2. Using float32 instead of float64. Some MessagePack libraries default to float32 when the value fits. OMS requires float64 always. A confidence value of 0.9 encoded as float32 produces 5 bytes (ca 3f 66 66 66). As float64, it produces 9 bytes (cb 3f ec cc cc cc cc cc cd). Same number, different bytes, different content address.
3. Not NFC-normalizing strings. Most test strings are ASCII, so tests pass without normalization. The bug only surfaces when a user enters a combining character — and at that point, you have grains with incorrect content addresses in your store.

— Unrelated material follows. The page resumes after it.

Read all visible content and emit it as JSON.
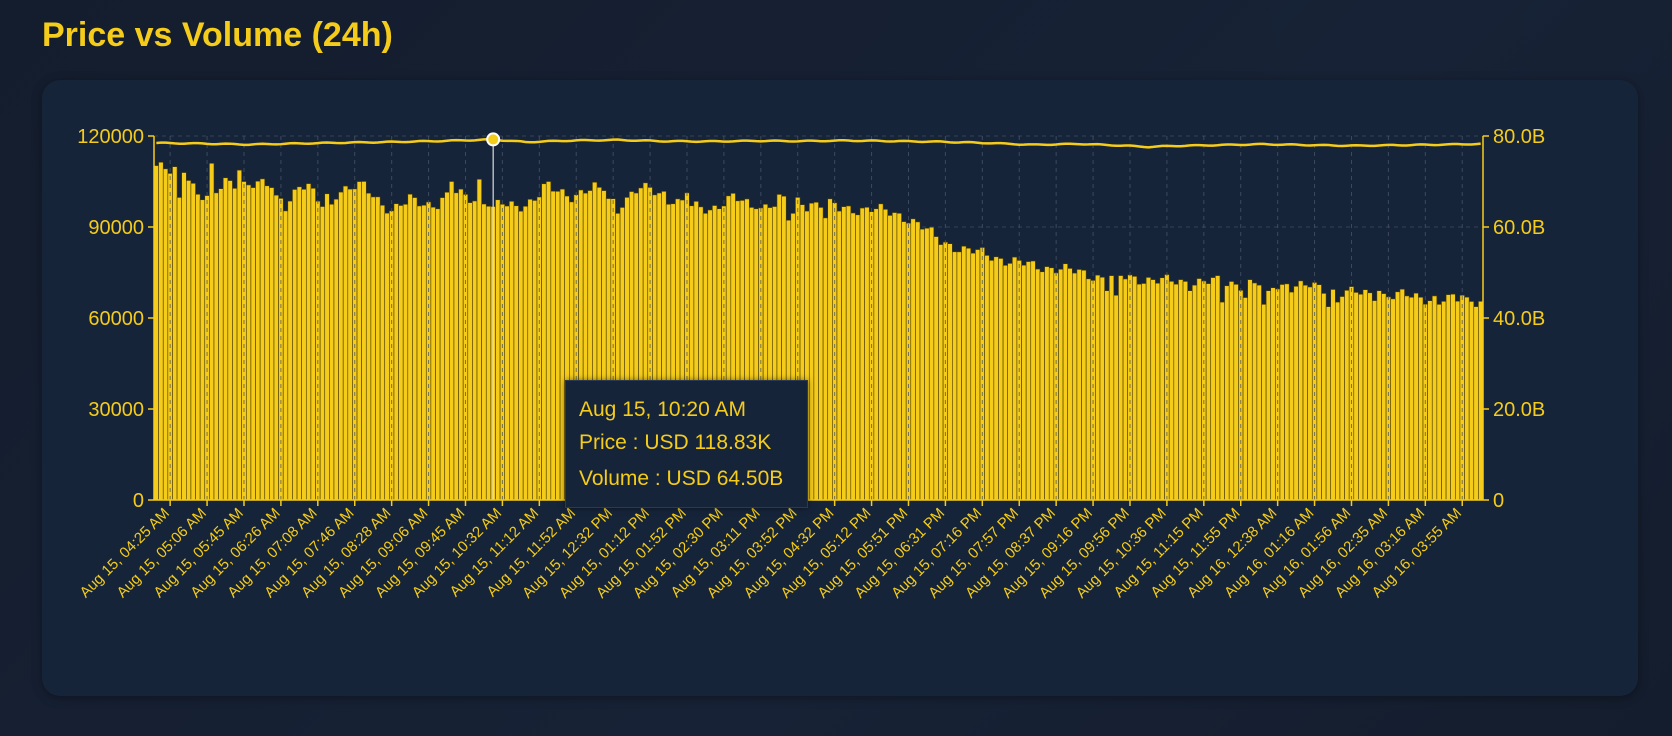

4. Including null values. The spec requires null/None/nil map entries to be omitted entirely. If your serializer writes "ctx": null into the MessagePack output, the bytes change, the hash changes, and compatibility breaks.
5. Auto-inserting defaults on round-trip. If your deserializer fills in confidence: 0.0 for an absent field, and your serializer writes it back, you have injected a field that was not in the original blob. The round-trip test will fail.
6. Using non-canonical integer encoding. The integer 42 must be encoded as a positive fixint (1 byte: 0x2a), not as a uint8 (2 bytes: 0xcc 0x2a). Both decode to 42, but they produce different bytes.
Planning Your Implementation Path
If you are starting from scratch, here is a practical roadmap:
Week 1: Level 1 reader. Parse header, decode MessagePack, reverse field compaction, validate type, compute SHA-256. Verify against Vector 1.
Week 2: Canonical serializer. Implement the 10-step serialization algorithm from Section 4.9. Verify round-trip fidelity: serialize, hash, deserialize, serialize again — bytes must match.
Week 3: Schema validation + Store protocol. Enforce required fields per memory type. Add get, put, delete, list, exists.
Week 4: Invalidation policy. Implement supersede, enforce invalidation_policy, handle fail-closed for unknown modes.
At the end of week 4, you have a Level 2 implementation. Level 3 — encryption, hexastore indexing, full-text search, audit trails — depends on your storage backend and compliance requirements.
Conclusion
Building an OMS implementation is not about implementing the entire spec at once. Start with Level 1 — reading and verifying grains — then layer writing, schema validation, and store operations as your needs grow. The test vectors are your guardrails. The library table tells you which tools to use. The common pitfalls tell you what to watch for. The rest is engineering.